今回流行しているブンディブギョ株は、エボラウイルスの中でも珍しい型で、承認されたワクチンや治療法がない。
2026年5月29日/コンゴ民主共和国、北東部イトゥリ州ブニアの医療センター(AP通信)

世界保健機関(WHO)は2日、コンゴ民主共和国東部で拡大が続く「エボラ出血熱」の流行を受け、新たな治療法の有効性を検証する国際共同臨床試験を開始したと発表した。すでに最初の患者が登録されており、有効な治療法が確立されていない「ブンディブギョ株」に対する初の本格的な治療試験として注目を集めている。

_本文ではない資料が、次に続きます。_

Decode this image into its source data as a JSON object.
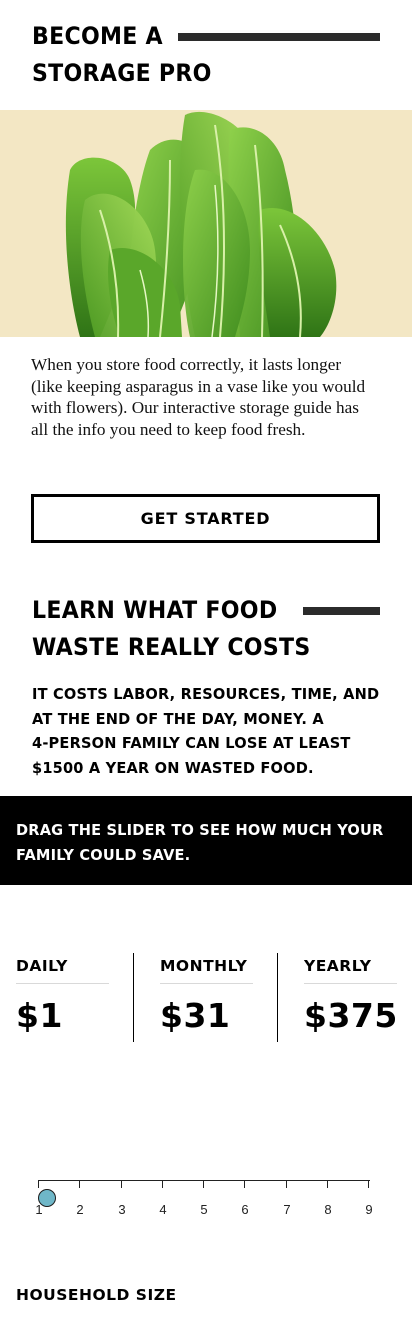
{
  "section1": {
    "heading_line1": "BECOME A",
    "heading_line2": "STORAGE PRO",
    "hero_image": "leafy-greens-illustration",
    "intro": "When you store food correctly, it lasts longer (like keeping asparagus in a vase like you would with flowers). Our interactive storage guide has all the info you need to keep food fresh.",
    "cta_label": "GET STARTED"
  },
  "section2": {
    "heading_line1": "LEARN WHAT FOOD",
    "heading_line2": "WASTE REALLY COSTS",
    "subtext_lines": [
      "IT COSTS LABOR, RESOURCES, TIME, AND",
      "AT THE END OF THE DAY, MONEY. A",
      "4-PERSON FAMILY CAN LOSE AT LEAST",
      "$1500 A YEAR ON WASTED FOOD."
    ],
    "banner_lines": [
      "DRAG THE SLIDER TO SEE HOW MUCH YOUR",
      "FAMILY COULD SAVE."
    ]
  },
  "savings": [
    {
      "label": "DAILY",
      "value": "$1"
    },
    {
      "label": "MONTHLY",
      "value": "$31"
    },
    {
      "label": "YEARLY",
      "value": "$375"
    }
  ],
  "slider": {
    "ticks": [
      "1",
      "2",
      "3",
      "4",
      "5",
      "6",
      "7",
      "8",
      "9"
    ],
    "value": 1,
    "min": 1,
    "max": 9,
    "label": "HOUSEHOLD SIZE"
  },
  "colors": {
    "hero_background": "#f3e7c4",
    "rule": "#2b2b2b",
    "banner_background": "#000000",
    "slider_thumb": "#6fb7c8"
  }
}
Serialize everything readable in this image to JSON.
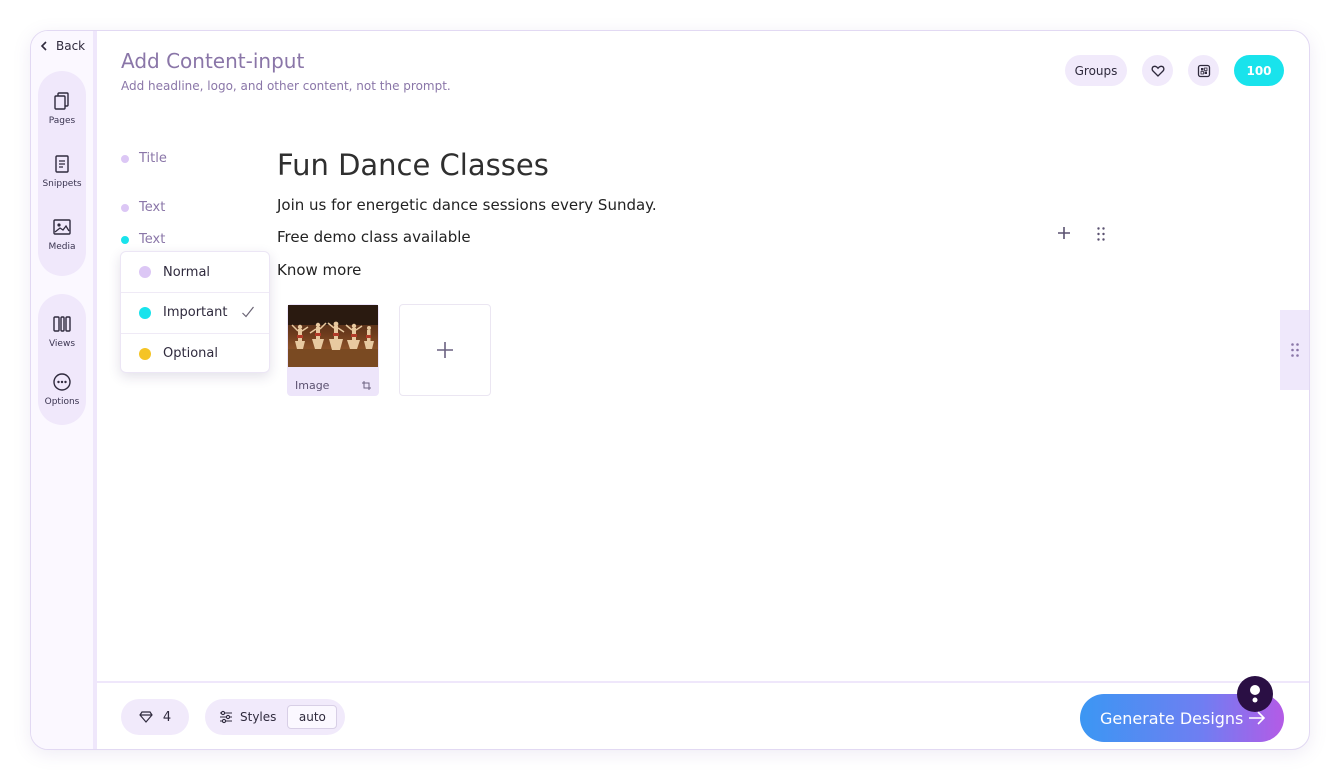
{
  "nav": {
    "back_label": "Back"
  },
  "rail": {
    "pages_label": "Pages",
    "snippets_label": "Snippets",
    "media_label": "Media",
    "views_label": "Views",
    "options_label": "Options"
  },
  "header": {
    "title": "Add Content-input",
    "subtitle": "Add headline, logo, and other content, not the prompt.",
    "groups_label": "Groups",
    "credits": "100"
  },
  "labels": {
    "title": "Title",
    "text1": "Text",
    "text2": "Text"
  },
  "priority_dropdown": {
    "options": [
      {
        "label": "Normal",
        "color": "#dcc7f5"
      },
      {
        "label": "Important",
        "color": "#19e3ec"
      },
      {
        "label": "Optional",
        "color": "#f5c425"
      }
    ],
    "selected": "Important"
  },
  "content": {
    "title": "Fun Dance Classes",
    "line1": "Join us for energetic dance sessions every Sunday.",
    "line2": "Free demo class available",
    "line3": "Know more"
  },
  "media": {
    "image_caption": "Image"
  },
  "footer": {
    "credits_count": "4",
    "styles_label": "Styles",
    "styles_value": "auto",
    "generate_label": "Generate Designs"
  },
  "colors": {
    "accent": "#8a76a8",
    "credits_badge": "#19e3ec",
    "rail_bg": "#f0e8fb",
    "dot_title": "#dcc7f5",
    "dot_text_normal": "#dcc7f5",
    "dot_text_important": "#19e3ec"
  }
}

今回流行しているブンディブギョ株は、エボラウイルスの中でも珍しい型で、承認されたワクチンや治療法がない。このため患者には点滴や水分補給などの支持療法が中心となっており、早期治療によって回復する例もあるものの、より効果的な治療法の開発が急務となっている。WHOによると、確定症例数は1400人を超え、438人が死亡している。

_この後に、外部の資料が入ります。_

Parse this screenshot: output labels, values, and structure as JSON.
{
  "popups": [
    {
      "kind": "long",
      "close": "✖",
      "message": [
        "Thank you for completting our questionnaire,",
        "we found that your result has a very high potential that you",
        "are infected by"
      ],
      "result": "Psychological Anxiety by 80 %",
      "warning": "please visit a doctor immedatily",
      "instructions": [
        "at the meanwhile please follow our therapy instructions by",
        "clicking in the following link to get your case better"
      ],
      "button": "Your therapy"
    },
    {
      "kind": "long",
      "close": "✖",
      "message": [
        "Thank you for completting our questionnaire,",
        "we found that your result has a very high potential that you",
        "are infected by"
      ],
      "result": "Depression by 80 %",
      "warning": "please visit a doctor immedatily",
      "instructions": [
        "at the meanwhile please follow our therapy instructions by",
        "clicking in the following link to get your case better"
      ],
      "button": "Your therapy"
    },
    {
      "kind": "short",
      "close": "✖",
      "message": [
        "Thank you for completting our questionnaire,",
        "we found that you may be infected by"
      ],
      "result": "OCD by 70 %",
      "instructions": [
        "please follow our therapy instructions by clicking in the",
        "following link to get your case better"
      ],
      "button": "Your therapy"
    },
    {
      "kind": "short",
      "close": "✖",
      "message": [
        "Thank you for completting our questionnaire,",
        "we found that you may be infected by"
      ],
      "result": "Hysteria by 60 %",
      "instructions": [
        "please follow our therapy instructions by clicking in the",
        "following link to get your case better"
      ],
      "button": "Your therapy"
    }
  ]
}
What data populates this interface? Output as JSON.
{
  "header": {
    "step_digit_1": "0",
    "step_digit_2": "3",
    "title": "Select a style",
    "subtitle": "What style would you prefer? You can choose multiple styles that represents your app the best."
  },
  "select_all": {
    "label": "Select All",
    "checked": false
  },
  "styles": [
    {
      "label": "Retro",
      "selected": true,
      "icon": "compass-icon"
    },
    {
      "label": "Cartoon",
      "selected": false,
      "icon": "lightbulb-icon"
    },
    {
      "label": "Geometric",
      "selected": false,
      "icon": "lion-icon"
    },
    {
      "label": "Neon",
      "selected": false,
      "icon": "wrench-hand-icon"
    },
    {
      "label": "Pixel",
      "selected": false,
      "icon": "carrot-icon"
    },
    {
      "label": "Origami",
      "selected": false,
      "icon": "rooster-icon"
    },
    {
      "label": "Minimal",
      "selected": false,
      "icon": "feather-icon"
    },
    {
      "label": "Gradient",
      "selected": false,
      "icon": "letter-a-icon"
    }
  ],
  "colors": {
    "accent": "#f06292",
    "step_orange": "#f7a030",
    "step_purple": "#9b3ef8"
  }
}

臨床試験では、米製薬会社ギリアド・サイエンシズが開発した抗ウイルス薬「レムデシビル」と、米バイオ企業マップ・バイオファーマシューティカルが開発した抗体医薬「MBP134」を評価する。登録された患者は全員が現在利用可能な最善の支持療法を受けた上で、レムデシビルのみ、MBP134のみ、両剤の併用、あるいは支持療法のみの4つのグループに無作為に割り振られる。治療開始後28日間の生存率などを比較し、有効性を検証する計画である。研究者たちは、十分な統計的検証には最大で1000人規模の参加者が必要になる可能性があるとしている。

試験は現在、治安情勢の悪化が続く北東部イトゥリ州のエボラ治療センター1カ所で実施されている。同地域では武装勢力による暴力や医療従事者への襲撃が相次ぎ、感染対策や患者の受け入れにも支障が生じている。安全が確保され次第、他の治療施設にも対象を広げる方針だ。

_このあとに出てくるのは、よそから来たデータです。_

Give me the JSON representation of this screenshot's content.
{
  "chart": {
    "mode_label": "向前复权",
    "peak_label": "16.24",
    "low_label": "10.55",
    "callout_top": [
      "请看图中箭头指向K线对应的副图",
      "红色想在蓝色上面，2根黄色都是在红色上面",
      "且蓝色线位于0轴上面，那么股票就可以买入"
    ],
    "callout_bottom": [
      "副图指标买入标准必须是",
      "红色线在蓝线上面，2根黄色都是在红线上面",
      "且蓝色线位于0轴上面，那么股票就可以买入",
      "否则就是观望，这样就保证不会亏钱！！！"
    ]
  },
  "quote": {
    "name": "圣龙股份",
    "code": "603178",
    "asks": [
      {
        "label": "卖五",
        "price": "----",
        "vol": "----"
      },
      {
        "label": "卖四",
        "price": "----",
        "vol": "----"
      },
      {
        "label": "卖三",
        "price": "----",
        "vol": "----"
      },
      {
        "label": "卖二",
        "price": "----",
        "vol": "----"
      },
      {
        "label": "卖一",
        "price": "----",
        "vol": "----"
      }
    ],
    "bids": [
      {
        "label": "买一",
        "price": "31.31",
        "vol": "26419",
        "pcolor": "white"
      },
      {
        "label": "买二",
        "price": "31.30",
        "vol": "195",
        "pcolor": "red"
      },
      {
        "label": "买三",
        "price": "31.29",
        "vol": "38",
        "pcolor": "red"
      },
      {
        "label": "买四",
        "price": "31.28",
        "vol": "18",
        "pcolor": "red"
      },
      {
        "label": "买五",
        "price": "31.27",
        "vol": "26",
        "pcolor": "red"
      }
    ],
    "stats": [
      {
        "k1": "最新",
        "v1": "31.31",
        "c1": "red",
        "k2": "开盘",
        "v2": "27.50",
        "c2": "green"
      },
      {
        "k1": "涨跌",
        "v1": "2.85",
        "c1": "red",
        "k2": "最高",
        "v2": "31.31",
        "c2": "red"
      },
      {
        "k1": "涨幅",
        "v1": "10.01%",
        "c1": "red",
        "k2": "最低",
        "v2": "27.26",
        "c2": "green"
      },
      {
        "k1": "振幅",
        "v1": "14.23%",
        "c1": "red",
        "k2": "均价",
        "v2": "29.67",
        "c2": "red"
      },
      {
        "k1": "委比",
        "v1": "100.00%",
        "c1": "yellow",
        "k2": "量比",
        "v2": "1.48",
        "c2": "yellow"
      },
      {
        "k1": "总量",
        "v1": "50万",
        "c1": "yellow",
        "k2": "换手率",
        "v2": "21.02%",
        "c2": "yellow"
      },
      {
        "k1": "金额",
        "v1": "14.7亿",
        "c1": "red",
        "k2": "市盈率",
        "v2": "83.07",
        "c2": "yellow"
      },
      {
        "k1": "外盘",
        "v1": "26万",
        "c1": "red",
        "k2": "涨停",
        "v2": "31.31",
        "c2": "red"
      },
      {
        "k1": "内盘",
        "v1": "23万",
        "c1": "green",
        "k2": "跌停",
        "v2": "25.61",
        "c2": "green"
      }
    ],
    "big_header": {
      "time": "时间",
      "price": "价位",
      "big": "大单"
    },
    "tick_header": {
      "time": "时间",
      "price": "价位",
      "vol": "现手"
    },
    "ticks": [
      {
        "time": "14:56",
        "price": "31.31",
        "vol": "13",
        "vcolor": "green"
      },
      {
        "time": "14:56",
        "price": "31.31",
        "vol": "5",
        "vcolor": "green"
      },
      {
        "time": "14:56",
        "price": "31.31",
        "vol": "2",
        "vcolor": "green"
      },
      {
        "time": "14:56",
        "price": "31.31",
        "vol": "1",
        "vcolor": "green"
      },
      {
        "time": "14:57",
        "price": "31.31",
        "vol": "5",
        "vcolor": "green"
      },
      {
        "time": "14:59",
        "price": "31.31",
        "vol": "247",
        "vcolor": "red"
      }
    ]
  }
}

WHOのテドロス(Tedros Adhanom Ghebreyesus)事務局長は声明で、「今回の試験は流行の中心で行われ、成果をもたらすと期待している」と強調した。試験はWHOの支援の下、コンゴ国立生物医学研究所(INRB)や英オックスフォード大学などが共同で実施する。使用する薬剤はギリアド社と米政府から提供され、有効性が確認されれば、臨床試験終了後も患者が継続して治療を受けられる体制の整備を目指すとしている。